Se não ficou seriamente preocupado com a leitura do quadro, pense outra vez, e fique. O que estes números nos dizem é que há entre nós, na nossa comunidade - sim, essa que conhecemos tão, mas tão bem que nunca sonhámos sequer com números destes -, a matéria-prima necessária e suficiente para que um qualquer populista comece, um destes dias, a capitalizar medos e frustrações. Acredite, isto é uma seara seca em pleno verão, basta uma fagulha.
Lembra-se do caso "Preta de merda, queres apanhar um autocarro, apanhas no teu país" contado aqui no DN por Fernanda Câncio? Quantas vezes viu, ouviu e leu o nome dela, da agredida Nicol Quinayas, seguido de "colombiana" ou "luso-colombiana"? A jovem tem 21 anos, nasceu na Colômbia é certo, mas vive em Portugal desde os 5. Fala português perfeito, com um igualmente perfeito sotaque do Porto. Depois, quantos comentários leu, nas redes, a desculpar a agressão com um "ela também deve ter feito das boas..." ou "passou à frente na fila, estava a pedi-las". Consciente ou inconscientemente, todos esses comentários fixavam-se na agressão, ignorando o discurso racista do agressor.

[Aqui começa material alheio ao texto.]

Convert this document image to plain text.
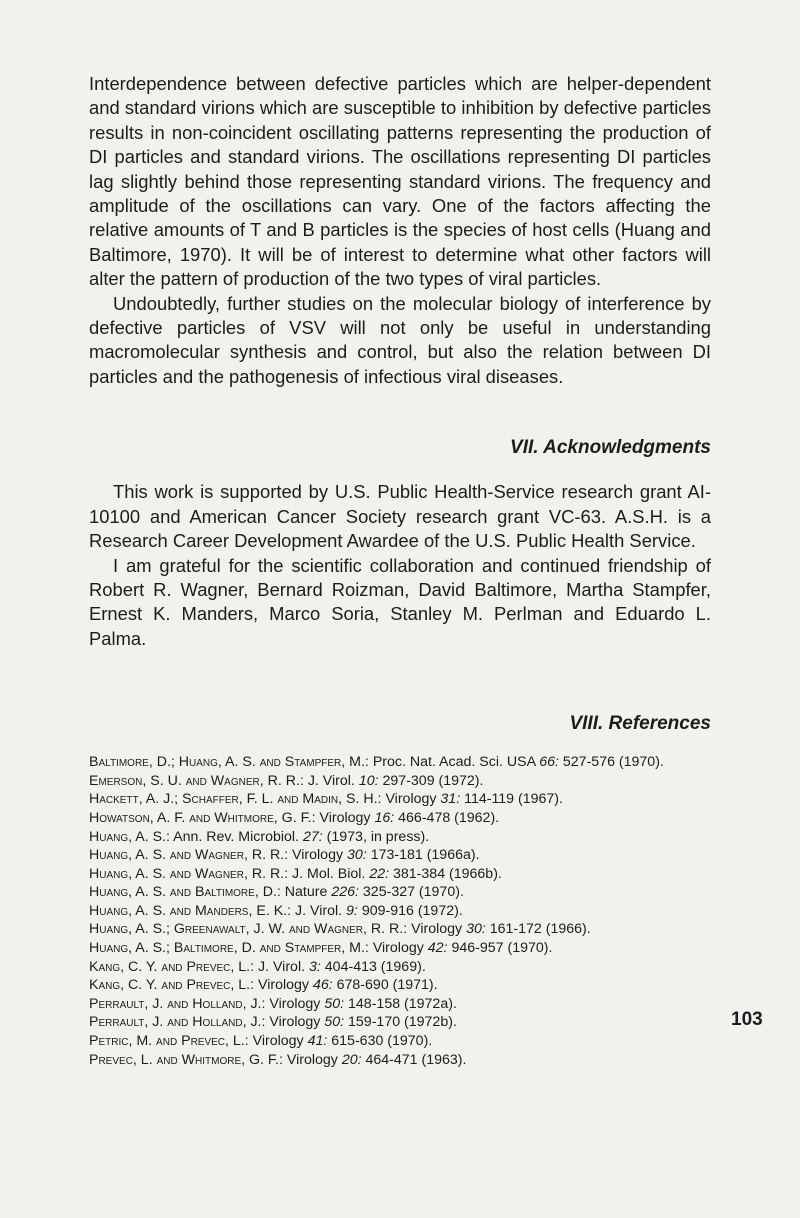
Interdependence between defective particles which are helper-dependent and standard virions which are susceptible to inhibition by defective particles results in non-coincident oscillating patterns representing the production of DI particles and standard virions. The oscillations representing DI particles lag slightly behind those representing standard virions. The frequency and amplitude of the oscillations can vary. One of the factors affecting the relative amounts of T and B particles is the species of host cells (Huang and Baltimore, 1970). It will be of interest to determine what other factors will alter the pattern of production of the two types of viral particles.

Undoubtedly, further studies on the molecular biology of interference by defective particles of VSV will not only be useful in understanding macromolecular synthesis and control, but also the relation between DI particles and the pathogenesis of infectious viral diseases.

VII. Acknowledgments

This work is supported by U.S. Public Health-Service research grant AI-10100 and American Cancer Society research grant VC-63. A.S.H. is a Research Career Development Awardee of the U.S. Public Health Service.

I am grateful for the scientific collaboration and continued friendship of Robert R. Wagner, Bernard Roizman, David Baltimore, Martha Stampfer, Ernest K. Manders, Marco Soria, Stanley M. Perlman and Eduardo L. Palma.

VIII. References
Baltimore, D.; Huang, A. S. and Stampfer, M.: Proc. Nat. Acad. Sci. USA 66: 527-576 (1970).
Emerson, S. U. and Wagner, R. R.: J. Virol. 10: 297-309 (1972).
Hackett, A. J.; Schaffer, F. L. and Madin, S. H.: Virology 31: 114-119 (1967).
Howatson, A. F. and Whitmore, G. F.: Virology 16: 466-478 (1962).
Huang, A. S.: Ann. Rev. Microbiol. 27: (1973, in press).
Huang, A. S. and Wagner, R. R.: Virology 30: 173-181 (1966a).
Huang, A. S. and Wagner, R. R.: J. Mol. Biol. 22: 381-384 (1966b).
Huang, A. S. and Baltimore, D.: Nature 226: 325-327 (1970).
Huang, A. S. and Manders, E. K.: J. Virol. 9: 909-916 (1972).
Huang, A. S.; Greenawalt, J. W. and Wagner, R. R.: Virology 30: 161-172 (1966).
Huang, A. S.; Baltimore, D. and Stampfer, M.: Virology 42: 946-957 (1970).
Kang, C. Y. and Prevec, L.: J. Virol. 3: 404-413 (1969).
Kang, C. Y. and Prevec, L.: Virology 46: 678-690 (1971).
Perrault, J. and Holland, J.: Virology 50: 148-158 (1972a).
Perrault, J. and Holland, J.: Virology 50: 159-170 (1972b).
Petric, M. and Prevec, L.: Virology 41: 615-630 (1970).
Prevec, L. and Whitmore, G. F.: Virology 20: 464-471 (1963).
103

Mesmo entre quem a defendia, quase todos lembravam a desproporção das agressões, o tamanho do agressor e a fragilidade da vítima, e... ignoravam os insultos racistas.
Não nos dá jeito encarar isto de frente, vamos preferindo as tais narrativas confortáveis que nos têm moldado enquanto povo e que raramente questionamos. Uma campanha "Todos diferentes, todos iguais", uns quantos discursos a elogiar a capacidade de inclusão e o caso está arrumado. Dormimos todos mais descansados. Fica o alerta para políticos no ativo e analistas. Um PCP ainda ativo e estruturas sindicais sempre agitadas e alimentadas pelos dois lados da arena podem ser uma salvaguarda, vão enquadrando o protesto e o desalento, são uma útil válvula de escape e evitam fenómenos inorgânicos, mas as respostas que demos, que a nossa comunidade deu a este inquérito, veem para lá desse frágil escudo. É estarmos atentos.